In Sardegna, le licenze sono invece di Telecom Italia, Ariadsl ed E-Via. Si può dire ormai con certezza che queste tre aziende, più A.F.T., sono i protagonisti dell’asta WiMax italiana. Eccetto per Telecom Italia, è sorpresa. Telecom comunque è meno agguerrita di Ariadsl, perché si è ritirata in area 1 (la più ricca, comprendendo la Lombardia), dove ora dominano E-Via e Ariadsl e, mancando antagonisti di rilievo, probabilmente si spartiranno le due licenze macroregionali. Mediaset, Wind, Fastweb e Airone si sono infatti già ritirati dall’asta. Restano 16 in gara. Anche le società misto pubblico-privato si stanno ritirando: Mercurio e Trentino Network, tra gli altri. Forse le pubbliche amministrazioni riusciranno comunque a usare WiMax per i propri scopi, ma facendo accordi con chi si aggiudicherà le licenze.

Telecom non è protagonista nemmeno in area 2 (Valle d’Aosta, Piemonte, Liguria e Toscana), per ora (ma lo potrebbe diventare rilanciando nei prossimi giorni). Sono A.F.T e Ariadsl ad avere le migliori offerte qui. Telecom è invece in testa, nelle licenze macro regionali, Telecom in area 4 (Umbria, Lazio, Abruzzo, Molise), in area 5 (Campania, Puglia, Basilicata, Calabria) e Sicilia, al pari di Ariadsl. A.F.T. preferisce invece puntare sulle licenze regionali, non riuscendo a tenere il passo dei rilanci sulle macroregionali. Ha ora quindi le offerte migliori per tutti i diritti regionali della zona 5, er il Lazio e per il Veneto. In Toscana c’è Mgm (Odeon Tv), in Piemonte (E-Via), in Liguria Energia e Territorio. Infracom/Acantho è in testa in Emilia Romagna.

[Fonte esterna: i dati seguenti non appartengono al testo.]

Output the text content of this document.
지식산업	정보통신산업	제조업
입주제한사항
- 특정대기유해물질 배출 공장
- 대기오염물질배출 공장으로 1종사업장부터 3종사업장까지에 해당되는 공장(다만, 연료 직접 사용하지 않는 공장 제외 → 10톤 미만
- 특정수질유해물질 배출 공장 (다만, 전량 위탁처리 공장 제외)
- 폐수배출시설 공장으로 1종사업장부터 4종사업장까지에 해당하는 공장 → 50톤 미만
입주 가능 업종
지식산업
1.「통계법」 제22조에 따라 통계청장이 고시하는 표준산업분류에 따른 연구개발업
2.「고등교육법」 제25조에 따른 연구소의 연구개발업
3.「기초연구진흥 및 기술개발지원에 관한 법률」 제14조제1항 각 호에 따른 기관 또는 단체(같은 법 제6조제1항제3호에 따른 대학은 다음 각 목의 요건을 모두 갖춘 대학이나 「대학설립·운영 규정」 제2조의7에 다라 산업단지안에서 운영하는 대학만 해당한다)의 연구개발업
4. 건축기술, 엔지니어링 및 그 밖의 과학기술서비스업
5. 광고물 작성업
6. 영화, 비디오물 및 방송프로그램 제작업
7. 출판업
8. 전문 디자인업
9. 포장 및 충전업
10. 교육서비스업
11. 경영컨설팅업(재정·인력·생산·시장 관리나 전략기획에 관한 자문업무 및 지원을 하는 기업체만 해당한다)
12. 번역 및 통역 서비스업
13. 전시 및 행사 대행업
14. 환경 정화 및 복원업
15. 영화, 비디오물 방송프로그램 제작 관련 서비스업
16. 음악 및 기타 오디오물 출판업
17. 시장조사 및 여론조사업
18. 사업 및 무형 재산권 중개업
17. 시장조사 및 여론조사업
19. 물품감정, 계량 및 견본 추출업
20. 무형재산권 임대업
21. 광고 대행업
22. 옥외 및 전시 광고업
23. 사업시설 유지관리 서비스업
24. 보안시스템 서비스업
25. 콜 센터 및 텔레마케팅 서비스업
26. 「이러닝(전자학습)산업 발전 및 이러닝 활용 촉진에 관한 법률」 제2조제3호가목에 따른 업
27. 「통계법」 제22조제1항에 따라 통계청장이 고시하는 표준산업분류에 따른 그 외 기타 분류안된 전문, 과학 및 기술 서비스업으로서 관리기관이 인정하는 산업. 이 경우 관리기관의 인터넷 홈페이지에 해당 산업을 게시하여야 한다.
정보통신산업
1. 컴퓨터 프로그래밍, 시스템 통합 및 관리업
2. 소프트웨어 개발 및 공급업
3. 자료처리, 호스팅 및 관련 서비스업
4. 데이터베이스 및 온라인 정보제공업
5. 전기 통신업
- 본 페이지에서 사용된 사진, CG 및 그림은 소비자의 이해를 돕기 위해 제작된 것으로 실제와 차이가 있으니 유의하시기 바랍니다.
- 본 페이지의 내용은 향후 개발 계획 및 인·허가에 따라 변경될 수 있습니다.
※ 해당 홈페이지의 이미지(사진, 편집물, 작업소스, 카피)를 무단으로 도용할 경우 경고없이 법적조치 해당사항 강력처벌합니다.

Si può dire ormai svanito- salvo sorprese davvero inattese- il rischio, paventato da mesi, che i grandi soggetti facciano man bassa delle licenze. Gli operatori alternativi (A.F.T. e Ariadsl in testa) sembrano molto agguerriti con i rilanci, non meno di Telecom Italia.

L’asta riprenderà martedì. Oggi (lunedì) fa pausa.